Franklin’s curiosity got the best of him and he had to see. What he
discovered was Bandana Boy pointing into the toilet, and the aroma gave away
its contents.

“Somebody’s
been here,” whispered Hayes.

“Or
maybe they were just caught with their pants down when the Big Zap came,” Franklin said. “Maybe a Zapper out there who forgot to wipe.”

“No,”
Hayes said. “Too fresh. If it was that old, you wouldn’t be able to smell it.”

Bandana
Boy pointed to the second floor above and Hayes nodded. “You guys stay close
behind us,” Hayes said to Franklin. “Not that I give a damn, but Sarge has
taken a liking to you.”

“Yeah,
I’m a regular poster child of the apocalypse,” Franklin said.

Hayes
didn’t remark on Jorge’s metal fireplace poker, but Bandana Boy stood erect and
alert, eager to pull the trigger. “Okay,” Hayes said, waving them up the
stairs. “Be ready for anything.”

Upstairs,
Bandana Boy opened the first door on the right.

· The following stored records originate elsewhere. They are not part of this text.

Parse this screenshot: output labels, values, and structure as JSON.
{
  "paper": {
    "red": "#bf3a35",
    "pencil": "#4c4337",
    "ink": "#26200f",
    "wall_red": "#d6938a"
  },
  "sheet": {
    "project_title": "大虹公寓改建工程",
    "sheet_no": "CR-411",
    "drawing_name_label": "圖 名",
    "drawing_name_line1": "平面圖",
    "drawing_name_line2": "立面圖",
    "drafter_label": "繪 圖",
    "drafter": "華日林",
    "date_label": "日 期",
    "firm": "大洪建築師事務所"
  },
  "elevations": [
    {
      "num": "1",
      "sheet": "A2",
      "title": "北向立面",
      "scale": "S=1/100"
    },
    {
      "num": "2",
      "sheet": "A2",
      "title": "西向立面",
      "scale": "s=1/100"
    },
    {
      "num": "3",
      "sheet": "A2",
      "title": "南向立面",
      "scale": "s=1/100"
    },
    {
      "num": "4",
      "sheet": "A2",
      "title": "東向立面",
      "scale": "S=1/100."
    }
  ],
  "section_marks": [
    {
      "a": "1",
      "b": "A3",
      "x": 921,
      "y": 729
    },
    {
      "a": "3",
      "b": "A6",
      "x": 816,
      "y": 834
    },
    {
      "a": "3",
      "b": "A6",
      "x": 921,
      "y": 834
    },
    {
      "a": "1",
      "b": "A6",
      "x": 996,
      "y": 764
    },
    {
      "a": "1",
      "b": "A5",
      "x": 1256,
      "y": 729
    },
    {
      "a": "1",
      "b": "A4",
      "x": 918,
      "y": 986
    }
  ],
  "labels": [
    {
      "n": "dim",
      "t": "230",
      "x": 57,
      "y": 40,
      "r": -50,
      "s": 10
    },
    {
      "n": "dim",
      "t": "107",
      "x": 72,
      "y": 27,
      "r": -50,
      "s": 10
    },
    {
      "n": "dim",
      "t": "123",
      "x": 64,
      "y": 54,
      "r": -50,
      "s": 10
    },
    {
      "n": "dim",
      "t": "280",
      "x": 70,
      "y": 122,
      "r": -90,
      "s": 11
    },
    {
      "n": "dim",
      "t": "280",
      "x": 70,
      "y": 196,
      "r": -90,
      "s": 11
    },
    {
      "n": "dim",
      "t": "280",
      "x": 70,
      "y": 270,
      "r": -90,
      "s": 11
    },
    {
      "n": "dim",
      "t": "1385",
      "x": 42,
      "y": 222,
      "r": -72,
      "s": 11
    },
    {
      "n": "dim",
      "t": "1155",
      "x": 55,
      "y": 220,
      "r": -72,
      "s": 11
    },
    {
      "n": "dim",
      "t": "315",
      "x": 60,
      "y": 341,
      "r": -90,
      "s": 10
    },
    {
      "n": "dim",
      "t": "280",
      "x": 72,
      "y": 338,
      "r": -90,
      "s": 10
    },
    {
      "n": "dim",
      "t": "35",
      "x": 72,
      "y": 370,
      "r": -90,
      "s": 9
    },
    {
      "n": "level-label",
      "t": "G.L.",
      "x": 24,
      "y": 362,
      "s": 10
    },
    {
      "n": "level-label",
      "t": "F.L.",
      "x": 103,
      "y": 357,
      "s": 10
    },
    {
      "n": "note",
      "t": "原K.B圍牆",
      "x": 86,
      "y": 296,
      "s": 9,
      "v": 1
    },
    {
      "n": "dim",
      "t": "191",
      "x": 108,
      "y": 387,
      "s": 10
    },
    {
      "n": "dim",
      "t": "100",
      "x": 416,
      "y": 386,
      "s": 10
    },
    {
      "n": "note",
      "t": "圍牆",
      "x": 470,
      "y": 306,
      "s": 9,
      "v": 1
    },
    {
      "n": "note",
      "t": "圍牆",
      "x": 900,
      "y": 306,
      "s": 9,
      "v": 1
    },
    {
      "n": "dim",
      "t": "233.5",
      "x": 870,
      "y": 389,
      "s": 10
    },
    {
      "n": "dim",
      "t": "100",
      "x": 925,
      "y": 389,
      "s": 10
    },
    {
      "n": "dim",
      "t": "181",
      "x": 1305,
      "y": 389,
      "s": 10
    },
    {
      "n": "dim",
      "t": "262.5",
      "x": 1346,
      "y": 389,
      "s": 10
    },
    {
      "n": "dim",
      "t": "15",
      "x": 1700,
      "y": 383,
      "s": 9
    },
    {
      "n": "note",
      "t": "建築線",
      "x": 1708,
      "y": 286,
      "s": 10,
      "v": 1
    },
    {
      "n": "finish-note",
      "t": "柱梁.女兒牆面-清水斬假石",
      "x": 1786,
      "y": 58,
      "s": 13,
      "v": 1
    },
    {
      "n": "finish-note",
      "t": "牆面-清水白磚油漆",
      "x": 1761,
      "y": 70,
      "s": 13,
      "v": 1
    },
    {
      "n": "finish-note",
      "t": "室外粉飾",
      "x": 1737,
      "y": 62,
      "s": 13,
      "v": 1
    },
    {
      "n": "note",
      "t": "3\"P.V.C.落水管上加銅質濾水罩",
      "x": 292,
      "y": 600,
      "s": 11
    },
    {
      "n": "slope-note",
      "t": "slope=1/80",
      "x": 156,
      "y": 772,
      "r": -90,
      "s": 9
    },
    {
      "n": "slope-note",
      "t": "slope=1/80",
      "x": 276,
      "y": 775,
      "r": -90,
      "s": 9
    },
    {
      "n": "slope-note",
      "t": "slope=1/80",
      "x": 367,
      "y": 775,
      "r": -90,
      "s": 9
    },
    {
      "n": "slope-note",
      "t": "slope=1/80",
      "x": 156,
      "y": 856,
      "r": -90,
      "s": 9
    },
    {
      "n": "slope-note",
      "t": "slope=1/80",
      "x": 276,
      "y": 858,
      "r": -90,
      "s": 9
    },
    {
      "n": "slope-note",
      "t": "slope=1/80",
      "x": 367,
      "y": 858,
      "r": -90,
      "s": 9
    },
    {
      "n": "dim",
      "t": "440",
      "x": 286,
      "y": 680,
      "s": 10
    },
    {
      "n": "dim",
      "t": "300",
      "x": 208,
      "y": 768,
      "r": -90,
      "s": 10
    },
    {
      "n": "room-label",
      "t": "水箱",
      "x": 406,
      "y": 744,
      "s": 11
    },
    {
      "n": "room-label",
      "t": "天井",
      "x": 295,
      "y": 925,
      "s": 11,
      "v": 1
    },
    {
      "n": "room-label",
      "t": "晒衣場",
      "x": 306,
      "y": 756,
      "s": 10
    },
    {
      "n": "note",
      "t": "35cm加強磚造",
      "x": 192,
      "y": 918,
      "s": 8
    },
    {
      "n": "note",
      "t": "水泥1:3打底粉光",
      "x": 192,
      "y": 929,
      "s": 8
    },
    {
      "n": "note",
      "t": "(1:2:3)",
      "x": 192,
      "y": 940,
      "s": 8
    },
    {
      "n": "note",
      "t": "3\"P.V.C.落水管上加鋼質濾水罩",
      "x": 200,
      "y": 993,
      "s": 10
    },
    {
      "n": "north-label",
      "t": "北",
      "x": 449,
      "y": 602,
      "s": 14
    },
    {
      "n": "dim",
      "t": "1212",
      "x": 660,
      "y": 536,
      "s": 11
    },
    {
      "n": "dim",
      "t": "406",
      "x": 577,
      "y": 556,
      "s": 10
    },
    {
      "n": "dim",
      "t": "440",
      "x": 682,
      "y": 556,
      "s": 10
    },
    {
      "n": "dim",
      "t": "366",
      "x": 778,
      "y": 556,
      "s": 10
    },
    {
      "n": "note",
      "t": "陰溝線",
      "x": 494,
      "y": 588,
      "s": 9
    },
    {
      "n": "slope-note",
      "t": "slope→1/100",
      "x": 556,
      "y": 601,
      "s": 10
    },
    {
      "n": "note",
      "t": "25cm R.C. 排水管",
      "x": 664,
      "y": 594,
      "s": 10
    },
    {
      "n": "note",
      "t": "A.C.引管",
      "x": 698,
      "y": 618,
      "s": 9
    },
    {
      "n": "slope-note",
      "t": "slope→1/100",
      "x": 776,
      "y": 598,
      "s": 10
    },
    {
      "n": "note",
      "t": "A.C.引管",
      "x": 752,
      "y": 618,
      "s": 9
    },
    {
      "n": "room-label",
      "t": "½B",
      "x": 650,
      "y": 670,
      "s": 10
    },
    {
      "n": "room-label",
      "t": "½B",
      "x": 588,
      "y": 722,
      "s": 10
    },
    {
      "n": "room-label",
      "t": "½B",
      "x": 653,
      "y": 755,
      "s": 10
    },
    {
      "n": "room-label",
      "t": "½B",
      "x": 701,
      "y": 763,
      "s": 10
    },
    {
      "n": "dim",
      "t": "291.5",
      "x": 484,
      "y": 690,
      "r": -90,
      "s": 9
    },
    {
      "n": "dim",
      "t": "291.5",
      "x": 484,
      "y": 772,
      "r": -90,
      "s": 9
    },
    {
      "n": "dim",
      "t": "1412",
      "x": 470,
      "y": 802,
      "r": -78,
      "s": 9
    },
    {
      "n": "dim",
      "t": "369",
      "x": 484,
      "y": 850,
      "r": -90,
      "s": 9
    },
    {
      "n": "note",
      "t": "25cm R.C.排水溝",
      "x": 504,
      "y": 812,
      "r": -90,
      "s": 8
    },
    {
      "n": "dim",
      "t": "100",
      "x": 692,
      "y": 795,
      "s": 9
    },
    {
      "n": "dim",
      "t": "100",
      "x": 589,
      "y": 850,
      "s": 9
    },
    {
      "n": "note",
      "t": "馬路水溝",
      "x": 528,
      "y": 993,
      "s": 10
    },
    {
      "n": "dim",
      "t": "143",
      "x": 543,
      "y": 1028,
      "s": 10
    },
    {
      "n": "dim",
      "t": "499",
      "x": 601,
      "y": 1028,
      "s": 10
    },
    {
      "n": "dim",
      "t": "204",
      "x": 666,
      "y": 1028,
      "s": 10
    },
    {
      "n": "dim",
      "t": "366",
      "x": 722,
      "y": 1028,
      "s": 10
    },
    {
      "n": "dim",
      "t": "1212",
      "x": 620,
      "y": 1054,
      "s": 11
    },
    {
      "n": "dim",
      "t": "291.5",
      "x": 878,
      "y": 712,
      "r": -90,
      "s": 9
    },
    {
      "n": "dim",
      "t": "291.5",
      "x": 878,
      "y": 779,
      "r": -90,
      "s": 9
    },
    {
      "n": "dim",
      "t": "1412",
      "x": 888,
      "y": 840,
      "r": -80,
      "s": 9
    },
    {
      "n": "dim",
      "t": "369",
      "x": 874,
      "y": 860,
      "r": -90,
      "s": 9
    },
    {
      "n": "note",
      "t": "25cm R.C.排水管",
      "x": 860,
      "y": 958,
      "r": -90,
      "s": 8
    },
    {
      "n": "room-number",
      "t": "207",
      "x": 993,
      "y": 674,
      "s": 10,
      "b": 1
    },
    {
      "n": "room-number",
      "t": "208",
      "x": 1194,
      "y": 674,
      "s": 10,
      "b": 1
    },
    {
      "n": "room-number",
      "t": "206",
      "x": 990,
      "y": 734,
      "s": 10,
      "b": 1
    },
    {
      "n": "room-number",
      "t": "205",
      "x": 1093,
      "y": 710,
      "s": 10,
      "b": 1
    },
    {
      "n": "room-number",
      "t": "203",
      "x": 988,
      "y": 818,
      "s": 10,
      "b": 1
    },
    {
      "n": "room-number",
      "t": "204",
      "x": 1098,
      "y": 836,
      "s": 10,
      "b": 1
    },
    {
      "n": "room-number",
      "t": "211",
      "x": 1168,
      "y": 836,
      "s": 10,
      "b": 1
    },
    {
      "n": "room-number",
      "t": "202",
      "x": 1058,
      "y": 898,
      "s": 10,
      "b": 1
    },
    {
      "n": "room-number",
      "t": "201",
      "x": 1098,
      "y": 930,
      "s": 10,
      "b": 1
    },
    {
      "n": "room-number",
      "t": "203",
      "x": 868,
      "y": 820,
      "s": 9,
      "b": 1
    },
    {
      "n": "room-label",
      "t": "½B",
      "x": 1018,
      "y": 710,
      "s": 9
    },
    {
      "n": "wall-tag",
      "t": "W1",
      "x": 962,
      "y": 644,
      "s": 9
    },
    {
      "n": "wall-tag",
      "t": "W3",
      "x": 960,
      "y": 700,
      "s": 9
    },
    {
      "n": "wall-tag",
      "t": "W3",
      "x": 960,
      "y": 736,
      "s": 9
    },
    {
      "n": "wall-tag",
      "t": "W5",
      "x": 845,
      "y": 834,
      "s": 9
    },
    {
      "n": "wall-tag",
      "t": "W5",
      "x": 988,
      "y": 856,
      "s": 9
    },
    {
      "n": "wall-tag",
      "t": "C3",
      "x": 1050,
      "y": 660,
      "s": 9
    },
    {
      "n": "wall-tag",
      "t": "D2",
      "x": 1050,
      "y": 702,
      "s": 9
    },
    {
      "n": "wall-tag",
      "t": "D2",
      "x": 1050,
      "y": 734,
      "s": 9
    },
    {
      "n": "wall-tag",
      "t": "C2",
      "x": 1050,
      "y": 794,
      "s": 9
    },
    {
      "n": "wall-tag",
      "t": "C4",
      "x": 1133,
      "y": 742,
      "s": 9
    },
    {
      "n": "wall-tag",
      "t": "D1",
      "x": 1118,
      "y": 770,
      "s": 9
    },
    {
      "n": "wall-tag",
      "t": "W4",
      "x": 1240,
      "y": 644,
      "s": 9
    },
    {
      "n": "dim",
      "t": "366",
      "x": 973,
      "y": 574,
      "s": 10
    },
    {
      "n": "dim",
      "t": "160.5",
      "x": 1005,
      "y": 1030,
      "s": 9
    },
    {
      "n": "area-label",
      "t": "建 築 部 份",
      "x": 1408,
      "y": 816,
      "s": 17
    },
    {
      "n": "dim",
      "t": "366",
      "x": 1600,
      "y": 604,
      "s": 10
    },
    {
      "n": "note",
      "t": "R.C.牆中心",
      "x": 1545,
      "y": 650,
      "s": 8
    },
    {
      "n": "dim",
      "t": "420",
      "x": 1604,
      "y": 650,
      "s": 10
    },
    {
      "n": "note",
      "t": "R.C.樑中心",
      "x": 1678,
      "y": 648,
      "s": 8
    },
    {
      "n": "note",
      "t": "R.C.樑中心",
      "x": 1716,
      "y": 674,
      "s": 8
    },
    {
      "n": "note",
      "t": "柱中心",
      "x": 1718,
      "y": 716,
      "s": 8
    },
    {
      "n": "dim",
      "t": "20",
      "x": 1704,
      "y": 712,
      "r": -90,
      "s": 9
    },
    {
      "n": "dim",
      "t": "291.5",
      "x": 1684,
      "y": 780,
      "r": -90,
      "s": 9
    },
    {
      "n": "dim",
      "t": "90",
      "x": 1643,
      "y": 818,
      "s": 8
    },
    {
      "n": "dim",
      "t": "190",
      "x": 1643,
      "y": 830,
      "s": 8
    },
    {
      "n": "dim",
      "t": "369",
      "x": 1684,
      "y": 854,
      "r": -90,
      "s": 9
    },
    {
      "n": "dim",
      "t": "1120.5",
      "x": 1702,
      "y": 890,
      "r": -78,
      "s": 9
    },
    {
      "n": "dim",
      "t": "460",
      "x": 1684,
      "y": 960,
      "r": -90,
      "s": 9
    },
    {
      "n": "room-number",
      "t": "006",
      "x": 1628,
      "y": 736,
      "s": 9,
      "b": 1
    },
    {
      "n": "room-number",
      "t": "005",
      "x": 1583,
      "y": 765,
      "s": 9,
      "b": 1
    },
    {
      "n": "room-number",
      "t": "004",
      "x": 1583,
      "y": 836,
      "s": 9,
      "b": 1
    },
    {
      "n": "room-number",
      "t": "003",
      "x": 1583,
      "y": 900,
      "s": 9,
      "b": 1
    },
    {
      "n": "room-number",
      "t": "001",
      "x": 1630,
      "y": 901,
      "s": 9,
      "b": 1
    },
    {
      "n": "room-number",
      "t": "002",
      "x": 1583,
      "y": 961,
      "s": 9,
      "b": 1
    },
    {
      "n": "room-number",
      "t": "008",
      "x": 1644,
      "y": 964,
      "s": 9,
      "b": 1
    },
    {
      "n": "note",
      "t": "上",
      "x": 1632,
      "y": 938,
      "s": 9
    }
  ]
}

There he found the “anything”
of which Hayes had just spoken. He whistled and uttered a low, “Holy hell.”

Franklin
couldn’t resist closing in behind Hayes for a look.
The room was littered with cellophane food wrappers, tin cans, crushed plastic
bottles, and a stench that made the downstairs bathroom refreshing. A bed
pushed near the window was heaped with blankets. On the dresser beside it was a
makeshift kitchen, with a Sterno burner, a blackened metal coffee pot, and an
Igloo cooler.

Bandana
Boy waded through the trash and looked around. “Got us a squatter.”

“No
Zapper did this, that’s for sure,” Hayes said.

“Must
have heard us coming and hid somewhere.”

Hayes
poked the bundle of blankets with the tip of his rifle. “As much noise as you
were making, no wonder.” He waved Bandana Boy out of the room. “Search it.”

“Why
don’t you leave them be?” Franklin said. “They ain’t a threat to you.”

Hayes
narrowed his eyes. “You heard Sarge. No prisoners.”

Bandana
Boy pushed out the door between Franklin and Jorge, heading down the hall. He
kicked open doors one by one, each time crouching and sweeping the barrel of
his rifle in front of him. “Come out, come out, wherever you are!” he called
like a child.

If
this is the best of the best, it’s a wonder the U.S. military didn’t go to shit
a decade ago.

Franklin
turned to go downstairs, but Hayes blocked his way.
“You’re on duty, Wheeler.”

Bandana
Boy slammed open the last door at the end of the hall, pointed his rifle into
the room, and said to Hayes, “Jackpot.”